First the units of this metric. It is stated as a percentage. And percentages are? Dimension less. The numerator at best is a dimensionless ratio and at worse has a complicated unit of Interaction/Activity. The denominator has units of number of people – fans, followers etc.  In other words the ratio is not a dimensionless quantity because you are dividing  a quantity that is NOT number of people by a quantity that is number of people. So how can anyone simply multiply this number by 100 to state this as a percentage? Like Baker’s Dozen, they should call this Baker’s percentage.

Second the ratio is specifically designed to show as low a value as possible and hence the possibility for improvement and potential sales. The numerator is divided by total number of followers (or fans) a brand has. So larger the number of followers, smaller the magical AER. The thermometer in the infographic tells us the maximum any brand currently has is 0.7%. This also explains why they chose to multiply by 100 and call it a percentage. Otherwise, 0.007 would look too awful for anyone to pay attention.

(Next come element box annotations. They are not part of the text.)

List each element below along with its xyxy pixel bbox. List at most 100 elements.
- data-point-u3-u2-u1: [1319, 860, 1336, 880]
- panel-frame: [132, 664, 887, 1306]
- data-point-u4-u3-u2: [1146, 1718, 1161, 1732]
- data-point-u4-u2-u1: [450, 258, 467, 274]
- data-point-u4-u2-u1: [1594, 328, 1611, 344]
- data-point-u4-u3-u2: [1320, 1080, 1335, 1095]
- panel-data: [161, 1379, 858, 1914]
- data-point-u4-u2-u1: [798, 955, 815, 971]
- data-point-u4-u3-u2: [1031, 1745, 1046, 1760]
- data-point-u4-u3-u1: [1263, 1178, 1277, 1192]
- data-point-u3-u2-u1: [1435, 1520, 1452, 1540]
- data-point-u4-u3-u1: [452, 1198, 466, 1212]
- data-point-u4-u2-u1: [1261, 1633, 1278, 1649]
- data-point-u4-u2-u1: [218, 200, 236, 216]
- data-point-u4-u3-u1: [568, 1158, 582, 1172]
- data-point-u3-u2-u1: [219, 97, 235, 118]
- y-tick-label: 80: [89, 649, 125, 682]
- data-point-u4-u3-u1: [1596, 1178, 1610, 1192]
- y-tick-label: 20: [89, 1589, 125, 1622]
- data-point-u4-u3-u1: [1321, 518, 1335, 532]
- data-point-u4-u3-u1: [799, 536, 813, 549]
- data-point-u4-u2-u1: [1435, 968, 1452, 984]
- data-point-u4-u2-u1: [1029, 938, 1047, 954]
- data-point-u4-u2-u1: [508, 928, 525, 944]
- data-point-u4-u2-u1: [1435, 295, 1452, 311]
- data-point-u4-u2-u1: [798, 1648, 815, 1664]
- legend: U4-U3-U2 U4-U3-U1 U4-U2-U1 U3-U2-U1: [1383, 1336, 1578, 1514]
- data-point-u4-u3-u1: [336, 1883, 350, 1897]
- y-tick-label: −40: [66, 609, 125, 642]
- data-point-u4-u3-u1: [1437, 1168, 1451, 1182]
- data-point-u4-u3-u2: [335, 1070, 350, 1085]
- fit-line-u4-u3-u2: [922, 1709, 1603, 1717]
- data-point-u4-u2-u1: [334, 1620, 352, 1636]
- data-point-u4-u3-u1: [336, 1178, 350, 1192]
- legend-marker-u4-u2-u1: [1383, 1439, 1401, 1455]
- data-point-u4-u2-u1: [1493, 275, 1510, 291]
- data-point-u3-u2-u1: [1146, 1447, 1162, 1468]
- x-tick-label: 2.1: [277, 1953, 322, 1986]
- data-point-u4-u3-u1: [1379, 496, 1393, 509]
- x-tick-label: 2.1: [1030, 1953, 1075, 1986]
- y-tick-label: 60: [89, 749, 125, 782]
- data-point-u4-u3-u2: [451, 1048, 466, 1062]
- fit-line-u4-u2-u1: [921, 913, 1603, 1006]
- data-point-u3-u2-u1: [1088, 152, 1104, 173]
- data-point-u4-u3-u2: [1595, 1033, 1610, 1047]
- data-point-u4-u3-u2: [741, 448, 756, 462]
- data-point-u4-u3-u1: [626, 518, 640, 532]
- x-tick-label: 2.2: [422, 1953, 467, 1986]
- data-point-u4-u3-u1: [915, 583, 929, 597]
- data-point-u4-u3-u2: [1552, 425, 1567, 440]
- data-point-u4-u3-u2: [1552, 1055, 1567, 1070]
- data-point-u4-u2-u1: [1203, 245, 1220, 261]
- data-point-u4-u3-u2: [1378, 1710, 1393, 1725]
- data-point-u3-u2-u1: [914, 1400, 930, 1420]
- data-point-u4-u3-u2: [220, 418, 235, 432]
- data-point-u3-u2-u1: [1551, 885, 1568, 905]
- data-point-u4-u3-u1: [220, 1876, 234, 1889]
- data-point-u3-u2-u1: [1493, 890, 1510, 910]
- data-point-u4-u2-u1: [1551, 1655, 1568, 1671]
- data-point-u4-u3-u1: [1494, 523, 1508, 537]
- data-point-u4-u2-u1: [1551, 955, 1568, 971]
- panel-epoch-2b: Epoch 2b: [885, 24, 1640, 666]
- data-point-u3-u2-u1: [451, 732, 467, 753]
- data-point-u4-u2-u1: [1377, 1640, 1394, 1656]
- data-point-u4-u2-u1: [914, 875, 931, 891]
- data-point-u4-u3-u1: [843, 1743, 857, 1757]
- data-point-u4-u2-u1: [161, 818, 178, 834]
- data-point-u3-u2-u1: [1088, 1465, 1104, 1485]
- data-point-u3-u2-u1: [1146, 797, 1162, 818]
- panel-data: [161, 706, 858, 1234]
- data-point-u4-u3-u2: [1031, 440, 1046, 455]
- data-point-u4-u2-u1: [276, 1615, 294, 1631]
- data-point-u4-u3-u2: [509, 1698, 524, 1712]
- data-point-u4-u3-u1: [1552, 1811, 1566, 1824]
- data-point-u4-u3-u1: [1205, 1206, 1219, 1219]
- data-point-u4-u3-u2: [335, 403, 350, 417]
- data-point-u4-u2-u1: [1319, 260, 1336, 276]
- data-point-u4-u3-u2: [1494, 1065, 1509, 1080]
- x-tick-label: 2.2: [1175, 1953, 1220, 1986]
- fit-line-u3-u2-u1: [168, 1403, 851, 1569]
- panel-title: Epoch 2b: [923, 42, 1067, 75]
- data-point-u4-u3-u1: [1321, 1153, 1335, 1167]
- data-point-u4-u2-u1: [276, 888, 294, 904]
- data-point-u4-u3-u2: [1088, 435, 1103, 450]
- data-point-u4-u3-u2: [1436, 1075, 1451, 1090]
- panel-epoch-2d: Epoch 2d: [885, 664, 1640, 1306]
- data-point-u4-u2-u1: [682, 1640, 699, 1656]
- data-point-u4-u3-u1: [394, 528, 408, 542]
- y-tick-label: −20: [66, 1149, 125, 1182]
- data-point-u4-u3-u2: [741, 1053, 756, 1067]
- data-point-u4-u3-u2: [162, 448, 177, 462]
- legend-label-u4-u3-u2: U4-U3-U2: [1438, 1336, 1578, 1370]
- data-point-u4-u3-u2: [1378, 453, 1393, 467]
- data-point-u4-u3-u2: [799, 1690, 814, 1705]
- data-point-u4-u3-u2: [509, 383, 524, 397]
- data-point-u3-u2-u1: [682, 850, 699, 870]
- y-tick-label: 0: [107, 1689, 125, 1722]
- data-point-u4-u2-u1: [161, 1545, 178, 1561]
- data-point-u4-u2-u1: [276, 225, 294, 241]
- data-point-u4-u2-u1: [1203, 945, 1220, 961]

Third, this is indeed genius move in targeting, after all those brands with millions of followers likely have higher marketing spend and hence are likely to divert some of it to improve their measly AER.

There you have it, yet another pointless and wrong Social Media engagement metric, presented as a stunning infographic that not surprisingly found many takers.

Final note, if you are tempted by any of the social media engagement metrics that talk about anything except dollar values you can cure that temptation by reading Ron Shevlin‘s book Snarketing 2.0.